The note states that, were current funding limitations to remain in place, it would take a “long period” before the impact of the reforms were seen. The Church Commissioners, however, have produced a report that “opens up the issues around whether, for a period, they might be prepared to modify the way in which they currently seek to ensure inter-generational equity when determining what level of funding to make available from their permanent endowment”.
The four Task Group reports and the report from the Commissioners will be discussed at the Synod “in the light of a paper that explores what it means for all Christians, lay and ordained, to be a community of missionary disciples”.
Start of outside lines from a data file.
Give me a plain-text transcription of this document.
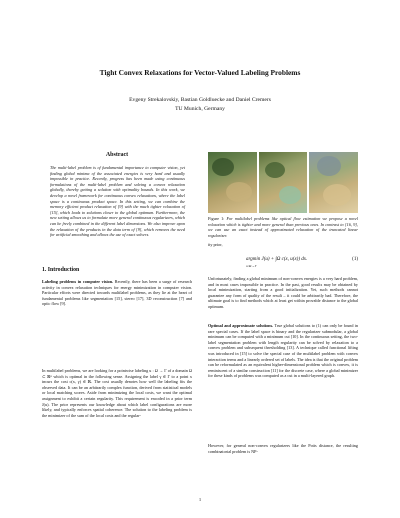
Tight Convex Relaxations for Vector-Valued Labeling Problems
Evgeny Strekalovskiy, Bastian Goldluecke and Daniel Cremers
TU Munich, Germany
Abstract
The multi-label problem is of fundamental importance to computer vision, yet finding global minima of the associated energies is very hard and usually impossible in practice. Recently, progress has been made using continuous formulations of the multi-label problem and solving a convex relaxation globally, thereby getting a solution with optimality bounds. In this work, we develop a novel framework for continuous convex relaxations, where the label space is a continuous product space. In this setting, we can combine the memory efficient product relaxation of [9] with the much tighter relaxation of [15], which leads to solutions closer to the global optimum. Furthermore, the new setting allows us to formulate more general continuous regularizers, which can be freely combined in the different label dimensions. We also improve upon the relaxation of the products in the data term of [9], which removes the need for artificial smoothing and allows the use of exact solvers.
1. Introduction
Labeling problems in computer vision. Recently, there has been a surge of research activity in convex relaxation techniques for energy minimization in computer vision. Particular efforts were directed towards multilabel problems, as they lie at the heart of fundamental problems like segmentation [15], stereo [17], 3D reconstruction [7] and optic flow [9].
In multilabel problems, we are looking for a pointwise labeling u : Ω → Γ of a domain Ω ⊂ ℝⁿ which is optimal in the following sense. Assigning the label γ ∈ Γ to a point x incurs the cost c(x, γ) ∈ ℝ. The cost usually denotes how well the labeling fits the observed data. It can be an arbitrarily complex function, derived from statistical models or local matching scores. Aside from minimizing the local costs, we want the optimal assignment to exhibit a certain regularity. This requirement is encoded in a prior term J(u). The prior represents our knowledge about which label configurations are more likely, and typically enforces spatial coherence. The solution to the labeling problem is the minimizer of the sum of the local costs and the regular-
Figure 1: For multilabel problems like optical flow estimation we propose a novel relaxation which is tighter and more general than previous ones. In contrast to [16, 9], we can use an exact instead of approximated relaxation of the truncated linear regularizer.
ity prior,
argmin J(u) + ∫Ω c(x, u(x)) dx.
u:Ω→Γ
(1)
Unfortunately, finding a global minimum of non-convex energies is a very hard problem, and in most cases impossible in practice. In the past, good results may be obtained by local minimization, starting from a good initialization. Yet, such methods cannot guarantee any form of quality of the result – it could be arbitrarily bad. Therefore, the ultimate goal is to find methods which at least get within provable distance to the global optimum.
Optimal and approximate solutions. True global solutions to (1) can only be found in rare special cases. If the label space is binary and the regularizer submodular, a global minimum can be computed with a minimum cut [10]. In the continuous setting, the two-label segmentation problem with length regularity can be solved by relaxation to a convex problem and subsequent thresholding [13]. A technique called functional lifting was introduced in [15] to solve the special case of the multilabel problem with convex interaction terms and a linearly ordered set of labels. The idea is that the original problem can be reformulated as an equivalent higher-dimensional problem which is convex, it is reminiscent of a similar construction [11] for the discrete case, where a global minimizer for these kinds of problems was computed as a cut in a multi-layered graph.
However, for general non-convex regularizers like the Potts distance, the resulting combinatorial problem is NP-
1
As well as a presentation on the first evening, there will be group work and debates on four motions by the Ministry Council (on discipleship), the Archbishops’ Council (on resourcing the future and resourcing ministerial education), the Church Commissioners (on inter-generational equity), and one on simplification.
The Archbishops’ note states that the motions will focus on “vision, principles and next steps. Further development is still needed on some of the proposals and consultation required on many of the detailed outworkings before the relevant bodies, which on matters involving legislation includes the Synod itself, can reach conclusions.” It expresses a hope that Synod members might “be prepared to resist the temptation to overload the motions with a large number of amendments on points of detail”.
The reports, the note says, have been prepared “in the light of the supportive discussions at the Archbishops’ Council, the House of Bishops, and the Board of Governors of the Church Commissioners”.
In the wake of criticism of the Green report, the Archbishop of Canterbury promised that there would be “opportunities for people to engage with and comment on the proposals” (News, 19 December). But he warned that “We can’t simply go on as we are if we are to flourish and grow as the Church of England. Our call is not to manage decline.”
This new ‘Call to Mission’ by the Archbishops of Canterbury and York in the Church of England is not altogether news. Ever since the emergence of the ‘Green Report’ that commended the management education of future leaders – from an elite group of 50 chosen for their future leadership potential – there has been both criticism and some grudging acceptance of the fact that things cannot be allowed to decline further, in terms of Church membership and energy for Mission.
In terms of the public view of the efficacy of the Church of England in recent years, there has obviously been cause for speculation in its attitude towards society’s acceptance of women as leaders and the LGBT community as part and parcel of present-day society.
For instance, the long journey taken before the full acceptance of women as clergy and bishops in the Church; and the ambivalence of the Church’s attitude towards the acceptance of Same-Sex Marriage and the Blessings of Civil Partnerships – even though the State has now legalised such relationships – has alienated those in the church and the community who believe in the humane and just treatment of the people concerned.
With the threat of severance from the Church of England by the merging GAFCON Third-World Provinces of the world-wide Anglican Communion, it behoves the Church of England to be seen to stand firm on its own understanding of relationship between the Church and the World, as a moral force for good, rather than a force for judgement.
To attract more young people to join the ministerial ranks of the Church, there will need to be a clearer understanding of what are the objects of the Church’s Mission. Is the Church going to help people to understand the benefits of following the example of Christ in the gospels – prepared to live with and uphold the poor and needy – or is it going to continue to stand aloof from the world as Judge and Jury, with a ‘holier than thou’ attitude of rejection? The commission of Jesus was clear: “They will know you are my disciples by your love” – not by our rejection.